An airplane is flying in a horizontal circle at a speed of $\mathbf{480}\mathbf{}\mathbf{km}\mathbf{/}\mathbf{h}$(Fig. 6-41). If its wings are tilted at angle$\mathbf{\theta }\mathbf{=}\mathbf{}\mathbf{40}\mathbf{°}$to the horizontal, what is the radius of the circle in which the plane is flying? Assume that the required force is provided entirely by an “aerodynamic lift” that is perpendicular to the wing surface.

The passenger of mass$m$ is riding around a horizontal circle of radius$R$at speed$v$.

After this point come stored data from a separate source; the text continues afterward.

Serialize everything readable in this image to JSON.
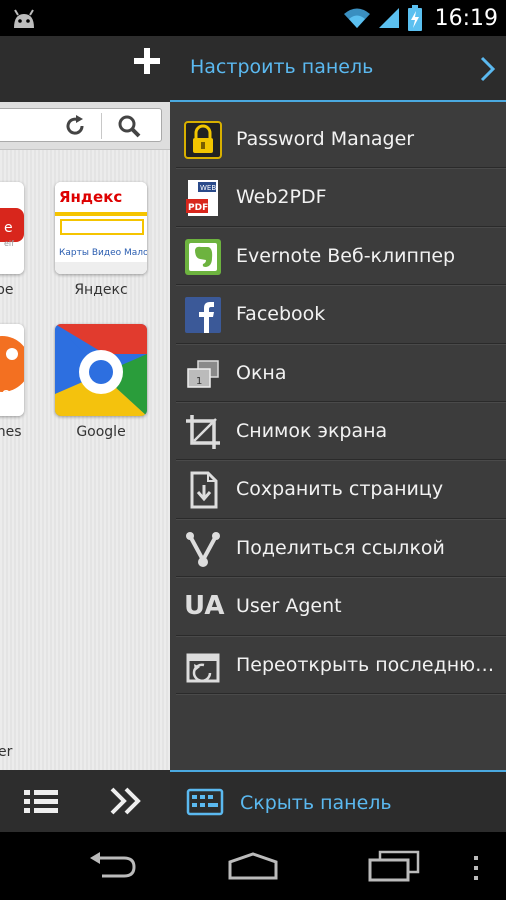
{
  "status_bar": {
    "time": "16:19",
    "icons": [
      "android-icon",
      "wifi-icon",
      "signal-icon",
      "battery-charging-icon"
    ]
  },
  "browser": {
    "tiles": [
      {
        "id": "youtube",
        "label": "be"
      },
      {
        "id": "yandex",
        "label": "Яндекс",
        "logo_text": "Яндекс",
        "links_text": "Карты  Видео  Мало"
      },
      {
        "id": "games",
        "label": "mes",
        "fragment_text": "es"
      },
      {
        "id": "google",
        "label": "Google"
      }
    ],
    "bottom_fragment": "er"
  },
  "panel": {
    "title": "Настроить панель",
    "items": [
      {
        "label": "Password Manager",
        "icon": "lock-icon"
      },
      {
        "label": "Web2PDF",
        "icon": "web2pdf-icon"
      },
      {
        "label": "Evernote Веб-клиппер",
        "icon": "evernote-icon"
      },
      {
        "label": "Facebook",
        "icon": "facebook-icon"
      },
      {
        "label": "Окна",
        "icon": "windows-icon"
      },
      {
        "label": "Снимок экрана",
        "icon": "crop-icon"
      },
      {
        "label": "Сохранить страницу",
        "icon": "save-page-icon"
      },
      {
        "label": "Поделиться ссылкой",
        "icon": "share-icon"
      },
      {
        "label": "User Agent",
        "icon": "user-agent-icon",
        "icon_text": "UA"
      },
      {
        "label": "Переоткрыть последнюю...",
        "icon": "reopen-icon"
      }
    ],
    "footer_label": "Скрыть панель"
  },
  "colors": {
    "accent": "#4aa9e0",
    "accent_text": "#5bb9f0",
    "panel_bg": "#3c3c3c"
  }
}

The problem deals with Newton’s laws of motion which describe the relations between the forces F, acting on a body and the motion of the body. Also, it deals with centripetal acceleration. This is the acceleration, a of a body traversing a circular path of radius R.

Formula:

According to Newton’s laws of motion,

$\mathrm{Fsin\theta }=\frac{{\mathrm{mv}}^2}{\mathrm{R}}$

$\mathrm{Fcos\theta }=\mathrm{mg}$

Centripetal acceleration is given by,

$\mathrm{a}=\frac{{\mathrm{v}}^2}{\mathrm{R}}$

From the free body diagram, note that $\mathrm{F}$is the force of aerodynamic lift and$\mathrm{a}$is towards the right.

Centripetal acceleration,

$\mathrm{a}=\frac{{\mathrm{v}}^2}{\mathrm{R}}$ (i)

Applying Newton’s law,

$\mathrm{Fsin\theta }=\frac{{\mathrm{mv}}^2}{\mathrm{R}}$ (ii)

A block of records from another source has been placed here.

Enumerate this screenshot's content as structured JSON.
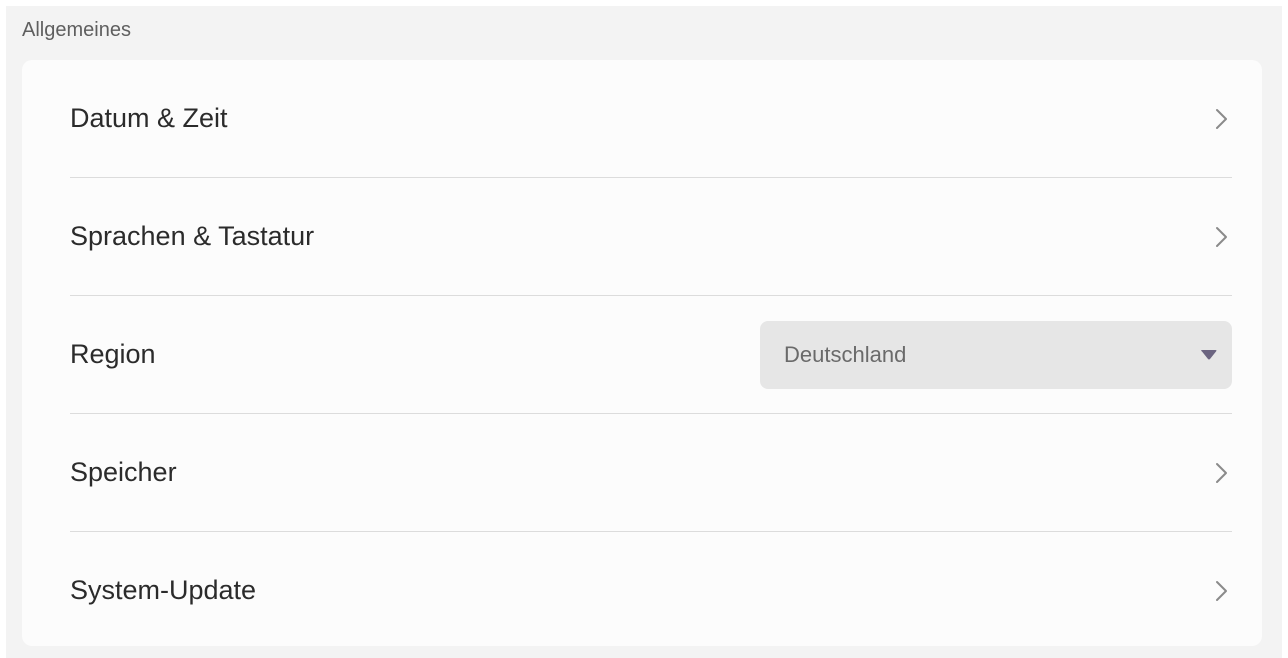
{
  "section": {
    "title": "Allgemeines"
  },
  "rows": [
    {
      "label": "Datum & Zeit",
      "icon": "chevron-right-icon"
    },
    {
      "label": "Sprachen & Tastatur",
      "icon": "chevron-right-icon"
    },
    {
      "label": "Region",
      "dropdown_value": "Deutschland",
      "icon": "caret-down-icon"
    },
    {
      "label": "Speicher",
      "icon": "chevron-right-icon"
    },
    {
      "label": "System-Update",
      "icon": "chevron-right-icon"
    }
  ],
  "colors": {
    "caret": "#6b6480",
    "chevron": "#8a8a8a"
  }
}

$\mathrm{Fcos\theta }=\mathrm{mg}$ (iii)

Eliminating mass from equations (ii) and (iii) as:

$\mathrm{tan\theta }=\frac{{\mathrm{v}}^2}{\mathrm{gR}}$

We have,

$\begin{array}{c}\mathrm{v}=480\text{\hspace{0.17em}km/h}\\ =133\text{\hspace{0.17em}m/s}\end{array}$

and $\mathrm{\theta }={49}^{\mathrm{o}}$

Then,

$\begin{array}{c}\mathrm{R}=\frac{{\mathrm{v}}^2}{\mathrm{gtan\theta }}\\ =\frac{{133}^2}{9.8\times \tan {40}^{\text{o}}}\\ =2151\text{\hspace{0.17em}m}\end{array}$

Thus, radius of the circle is ,$\mathrm{R}=2.2\times {10}^3\text{\hspace{0.17em}m}$.